Podobny problem występuj w przypadku programu "Dofinansowanie wynagrodzeń pracowników jednostek wspierania rodziny i systemu pieczy zastępczej na lata 2024-2027", gdzie enumeratywnie wyliczono grupy pracowników objętych dodatkami. Skutkiem tego z dodatków wyłączono pracowników merytorycznych zajmujących się m.in. obsługą świadczeń i dodatków dla rodzin zastępczych, rodzinnych domów dziecka czy osób usamodzielnianych, psychologów, pedagogów zatrudnionych przez organizatora rodzinnej pieczy zastępczej.

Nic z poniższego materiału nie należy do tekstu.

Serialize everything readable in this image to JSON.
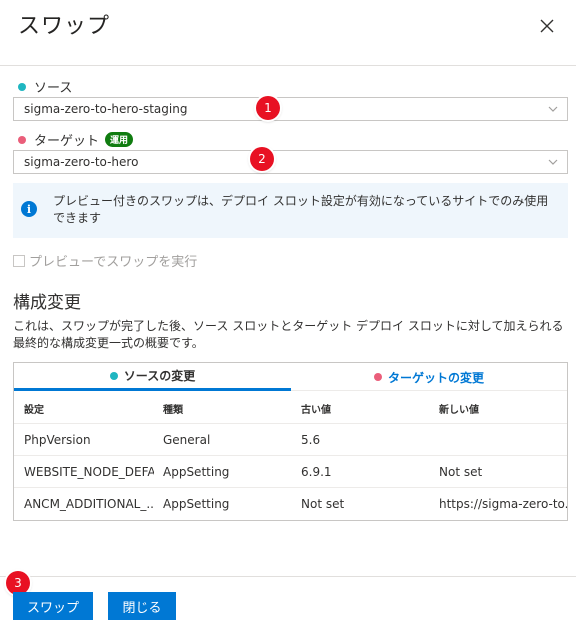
{
  "dialog": {
    "title": "スワップ"
  },
  "source": {
    "label": "ソース",
    "value": "sigma-zero-to-hero-staging",
    "step": "1"
  },
  "target": {
    "label": "ターゲット",
    "badge": "運用",
    "value": "sigma-zero-to-hero",
    "step": "2"
  },
  "info": {
    "text": "プレビュー付きのスワップは、デプロイ スロット設定が有効になっているサイトでのみ使用できます"
  },
  "preview_checkbox": {
    "label": "プレビューでスワップを実行",
    "checked": false
  },
  "config": {
    "title": "構成変更",
    "description": "これは、スワップが完了した後、ソース スロットとターゲット デプロイ スロットに対して加えられる最終的な構成変更一式の概要です。",
    "tabs": {
      "source": "ソースの変更",
      "target": "ターゲットの変更"
    },
    "columns": [
      "設定",
      "種類",
      "古い値",
      "新しい値"
    ],
    "rows": [
      [
        "PhpVersion",
        "General",
        "5.6",
        ""
      ],
      [
        "WEBSITE_NODE_DEFA...",
        "AppSetting",
        "6.9.1",
        "Not set"
      ],
      [
        "ANCM_ADDITIONAL_...",
        "AppSetting",
        "Not set",
        "https://sigma-zero-to..."
      ]
    ]
  },
  "footer": {
    "swap_label": "スワップ",
    "close_label": "閉じる",
    "step": "3"
  },
  "colors": {
    "accent": "#0078d4",
    "source_dot": "#1fb6c1",
    "target_dot": "#ea5e7a",
    "badge": "#107c10",
    "step_badge": "#e81123"
  }
}
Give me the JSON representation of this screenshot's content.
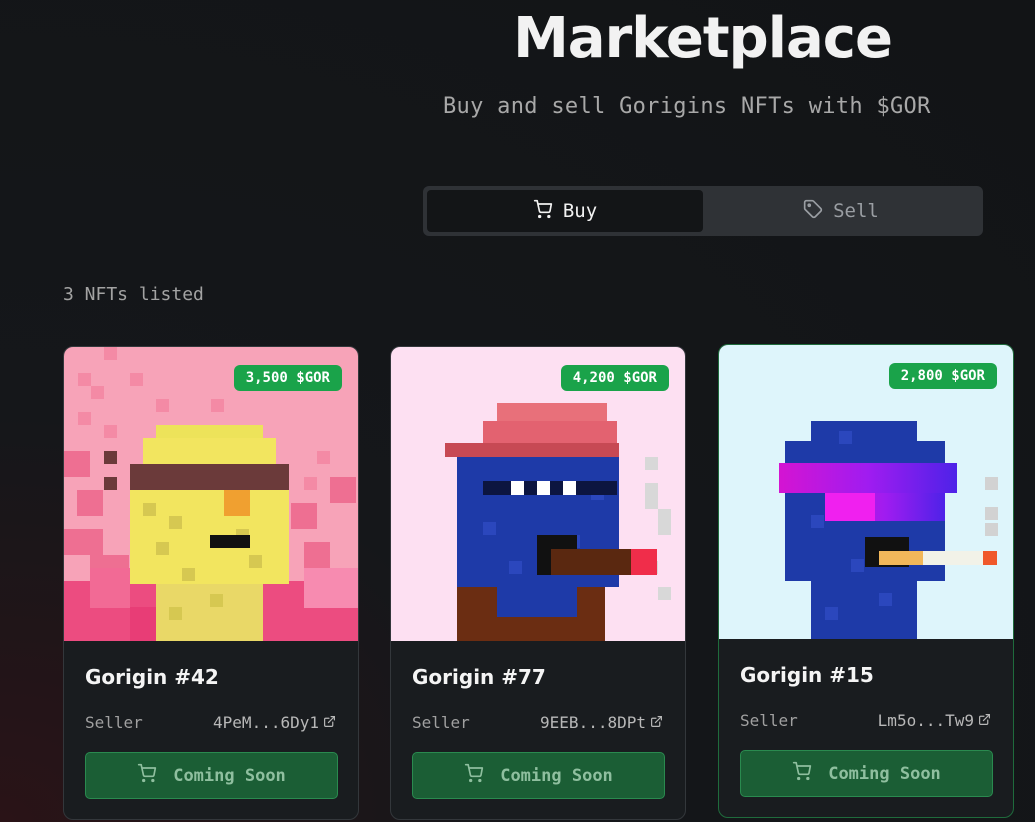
{
  "header": {
    "title": "Marketplace",
    "subtitle": "Buy and sell Gorigins NFTs with $GOR"
  },
  "tabs": [
    {
      "label": "Buy",
      "icon": "cart-icon",
      "active": true
    },
    {
      "label": "Sell",
      "icon": "tag-icon",
      "active": false
    }
  ],
  "listing_count": "3 NFTs listed",
  "cards": [
    {
      "name": "Gorigin #42",
      "price": "3,500 $GOR",
      "seller_label": "Seller",
      "seller": "4PeM...6Dy1",
      "button": "Coming Soon",
      "bg": "#f7a3b8"
    },
    {
      "name": "Gorigin #77",
      "price": "4,200 $GOR",
      "seller_label": "Seller",
      "seller": "9EEB...8DPt",
      "button": "Coming Soon",
      "bg": "#fde0f2"
    },
    {
      "name": "Gorigin #15",
      "price": "2,800 $GOR",
      "seller_label": "Seller",
      "seller": "Lm5o...Tw9",
      "button": "Coming Soon",
      "bg": "#def5fb"
    }
  ],
  "colors": {
    "accent_green": "#1aa34a",
    "button_green": "#1b5e35",
    "background": "#121416"
  }
}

Absurdy płacowe i skutki kadrowe
Po zmianie przepisów podatkowych wprowadzonych tzw. Polskim Ładem, samorządy mają ograniczone możliwości zwiększania wynagrodzeń swoim pracownikom. Nie dotyczy to tylko sektora społecznego. Dochodzi do dramatycznego spłaszczenia wynagrodzeń. Coraz trudniej pozyskać jest pracowników merytorycznych. Niestety często jedyne co może zaoferować pracodawca to płaca minimalna albo niewiele więcej. Wracając do wspomnianej sprzątaczki. Jeżeli posiada 20-letni staż pracy i ma ustalone wynagrodzenie zasadnicze na poziomie płacy minimalnej, wraz z dodatkiem będzie otrzymywała wynagrodzenie w wysokości 6160 zł. Problem w tym, że na rynku pracy nie brakuje chętnych do wykonywania takiej pracy. Pracownik merytoryczny realizujący zadania związane z rehabilitacją społeczną osób z niepełnosprawnościami, nawet jeżeli ma ustalone wynagrodzenie na poziomie nieco wyższym niż minimalne na wspomnianą kwotę z reguły nie będzie mógł liczyć. Motywacja takiego pracownika "leci na łeb na szyję". Nie każdy samorząd będzie mógł w takiej sytuacji zwiększyć plan finansowy jednostki na sfinansowanie dodatków dla pracowników, o których Ministerstwo zapomniało. Zresztą taki ruch od razu wywołałby żądania podobnych dodatków w innych jednostkach organizacyjnych.
Co by było gdyby….
Całego zamieszania by nie było, gdyby zamiast dedykowanego dodatku w jednej, z góry ustalonej wysokości, samorządy dostałyby pulę środków do rozdysponowania na dodatki do wynagrodzeń dla pracowników jednostek organizacyjnych pomocy społecznej. Mając pule środków do dyspozycji kierownik czy to ośrodka pomocy społecznej czy to powiatowego centrum pomocy rodzinie mógłby zdecydować w jaki sposób rozdzielić te środki tak aby docenić wszystkich merytorycznych pracowników. Może nie wszyscy obecnie objęci dodatkami dostaliby po 1000 zł ale przynajmniej w jednym zakładzie pracy nie byłoby niesnasek pomiędzy pracownikami i poczucia niedocenienia.